Zusätzlich empfehlen wir, sich während des Fastens von allem zu lösen, was nicht lebensnotwendig ist. Solange also Medikamente oder Ergänzungsmittel für die Gesundheit nicht zwingend notwendig sind, kann man sie auch ruhig mal weglassen und auf seinen Körper vertrauen. Denn wir finden, dass man dem Körper regelmäßig eine Auszeit von allem gönnen sollte. Nur so geben wir ihm die Chance, sich richtig zu resetten und zu regenerieren.

Das Gleiche gilt für Kaffee. Kaffee ist ein Genussmittel, welches die Produktion von Magensäure anregt und so ein Hungergefühl auslösen kann. Unser Tipp: Alles mal weglassen, sich unabhängig machen und gucken, was passiert.

Vorsicht: Wenn Medikamente oder Ergänzungsmittel von einer Ärztin oder einem Arzt verschrieben worden sind, ist eine Einnahmepause vorher zwingend abzuklären.

Welche anderen Rituale kann man in die Fastenwoche einbinden?

Kleweken, Fürderer, Schmelter: Die wichtigsten Ausscheidungsorgane beim Fasten sind der Darm, die Haut, die Lunge, die Leber und die Nieren. Diese Organe gilt es, beim Fasten besonders zu unterstützen, um den besten Fasteneffekt zu erreichen. Das kann man durch einige Rituale ganz gezielt tun:

Der Leberwickel, basische Bäder, Ölziehen, Saunagänge, Bewegung und Entspannung sind nur ein paar Beispiele aus der Liste der möglichen Rituale, die auch ganz detailliert in unserem Buch aufgeführt sind. Diese Rituale sind nicht zwingend erforderlich und man muss auch nicht alles machen, aber man kann sich gern mal in allem ausprobieren und vielleicht ist ja das ein oder andere Ritual dabei, welches man gern auch im Alltag etabliert.

Sollte man sich für das Fasten freinehmen oder kann man den Alltag ganz einfach wie gewohnt bestreiten?

Kleweken, Fürderer, Schmelter: Grundsätzlich ist es kein Problem, auch während des Berufsalltages zu fasten. Es kommt allerdings auch ein bisschen darauf an, was der Beruf ist. Wenn man schwer körperlich oder durchweg hoch konzentriert arbeiten muss, sollte man sich für die Fastendauer besser freinehmen.

Ansonsten sollte man schauen, dass in der Woche, in der man fastet, die Termin- und Belastungsdichte so gut es geht, reduziert. Schließlich will man sich ja gerade beim Fasten auch mal die ein oder andere Auszeit gönnen.
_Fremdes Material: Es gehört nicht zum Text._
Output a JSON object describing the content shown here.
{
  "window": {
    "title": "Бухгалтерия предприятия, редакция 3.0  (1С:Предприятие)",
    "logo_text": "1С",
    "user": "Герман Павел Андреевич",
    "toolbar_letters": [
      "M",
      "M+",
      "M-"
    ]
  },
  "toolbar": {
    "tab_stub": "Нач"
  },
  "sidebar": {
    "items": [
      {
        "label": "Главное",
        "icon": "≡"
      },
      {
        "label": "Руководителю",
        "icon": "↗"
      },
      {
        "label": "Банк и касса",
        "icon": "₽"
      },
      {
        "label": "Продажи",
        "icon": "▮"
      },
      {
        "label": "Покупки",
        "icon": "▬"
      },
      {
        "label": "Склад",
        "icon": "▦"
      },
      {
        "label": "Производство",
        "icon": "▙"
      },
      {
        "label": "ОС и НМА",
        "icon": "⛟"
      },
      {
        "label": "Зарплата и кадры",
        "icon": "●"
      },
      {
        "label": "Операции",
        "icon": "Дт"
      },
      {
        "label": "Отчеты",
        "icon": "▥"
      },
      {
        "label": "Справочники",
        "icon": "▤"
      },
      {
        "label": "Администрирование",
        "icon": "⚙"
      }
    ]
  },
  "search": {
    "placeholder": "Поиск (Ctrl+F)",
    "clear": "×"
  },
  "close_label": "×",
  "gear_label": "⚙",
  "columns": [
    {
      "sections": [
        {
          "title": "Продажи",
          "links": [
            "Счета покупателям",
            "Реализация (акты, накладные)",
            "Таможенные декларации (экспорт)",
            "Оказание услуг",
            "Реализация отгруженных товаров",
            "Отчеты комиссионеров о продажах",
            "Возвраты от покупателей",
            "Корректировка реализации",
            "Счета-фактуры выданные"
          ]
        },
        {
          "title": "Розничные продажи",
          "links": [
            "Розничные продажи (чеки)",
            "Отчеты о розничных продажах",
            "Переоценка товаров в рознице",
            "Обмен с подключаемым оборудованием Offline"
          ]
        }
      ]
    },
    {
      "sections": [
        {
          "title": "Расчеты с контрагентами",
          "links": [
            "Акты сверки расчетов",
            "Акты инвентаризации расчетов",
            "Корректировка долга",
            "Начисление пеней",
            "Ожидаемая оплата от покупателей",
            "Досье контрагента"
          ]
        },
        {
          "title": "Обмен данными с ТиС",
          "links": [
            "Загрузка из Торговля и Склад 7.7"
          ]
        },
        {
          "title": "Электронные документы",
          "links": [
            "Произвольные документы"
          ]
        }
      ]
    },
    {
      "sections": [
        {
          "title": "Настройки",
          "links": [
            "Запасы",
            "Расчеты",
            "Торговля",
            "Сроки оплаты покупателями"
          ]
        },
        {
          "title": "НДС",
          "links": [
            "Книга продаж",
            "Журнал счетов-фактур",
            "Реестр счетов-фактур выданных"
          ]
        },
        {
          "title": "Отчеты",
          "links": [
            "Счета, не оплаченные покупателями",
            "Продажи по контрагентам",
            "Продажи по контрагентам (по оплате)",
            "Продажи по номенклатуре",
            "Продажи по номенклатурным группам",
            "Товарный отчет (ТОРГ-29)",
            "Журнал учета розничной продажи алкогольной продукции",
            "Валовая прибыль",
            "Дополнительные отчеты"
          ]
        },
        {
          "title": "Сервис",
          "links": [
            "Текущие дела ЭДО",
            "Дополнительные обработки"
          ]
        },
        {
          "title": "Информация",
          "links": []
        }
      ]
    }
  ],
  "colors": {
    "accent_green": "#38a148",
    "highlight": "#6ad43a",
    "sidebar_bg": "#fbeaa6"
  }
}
Was tun, wenn man das Gefühl hat, man hält nicht bis zum Ende der Woche durch?

Kleweken, Fürderer, Schmelter: Gerade an Tag zwei oder drei kommt dieser Gedanke wohl bei vielen Fastenden auf. Der Körper muss sich ziemlich umstellen und das kann seine Nebenwirkungen mit sich bringen. Wichtig dabei ist, dass man hier abwägt: Ist es eher ein Kopfthema oder macht der Körper schlapp? Dazu sollte man ganz ehrlich in sich hineinhören.

Wenn der Körper sagt, es reicht, dann sollte man auch aufhören. Oft steckt aber auch einfach nur der Kopf dahinter und dann ist es gut, wenn man sich zu helfen weiß. Sehr hilfreich ist es, mit jemandem gemeinsam zu fasten. So kann man einander immer wieder motivieren und bestärken. Auch ein Fastenleiter oder eine Fastenleiterin kann hier behilflich sein. Es gibt viele Möglichkeiten, sich Unterstützung von außen zu holen.

Wie gewöhnt man sich nach der Fastenwoche wieder an die "normalen" Essgewohnheiten?

Kleweken, Fürderer, Schmelter: Nach einer Fastenzeit von fünf Fastentagen sind zwei Aufbautage zwingend notwendig, um sich langsam wieder den "normalen" Essgewohnheiten anzunähern. Bei einer längeren Fastenzeit verlängert sich auch die Aufbauphase. Der Körper muss sich wieder an die feste Nahrung gewöhnen und umstellen.

An den Aufbautagen sollte man daher sehr behutsam sein und sich an ein paar wichtige Essensregeln halten. Dazu gehören zum Beispiel viel trinken, salzarm essen, Zucker vermeiden, natürlich und einfach essen, auf Körpersignale achten, langsam essen und bei Sättigung unbedingt aufhören, zu essen.

Dabei sollten viel Gemüse und Obst, sowie ballaststoffreiche Lebensmittel auf dem Speiseplan stehen. Für viele Fastende ist das Fasten aber auch der Start in eine Ernährungsumstellung. Also eine prima Gelegenheit, um neue Essgewohnheiten im Alltag zu etablieren.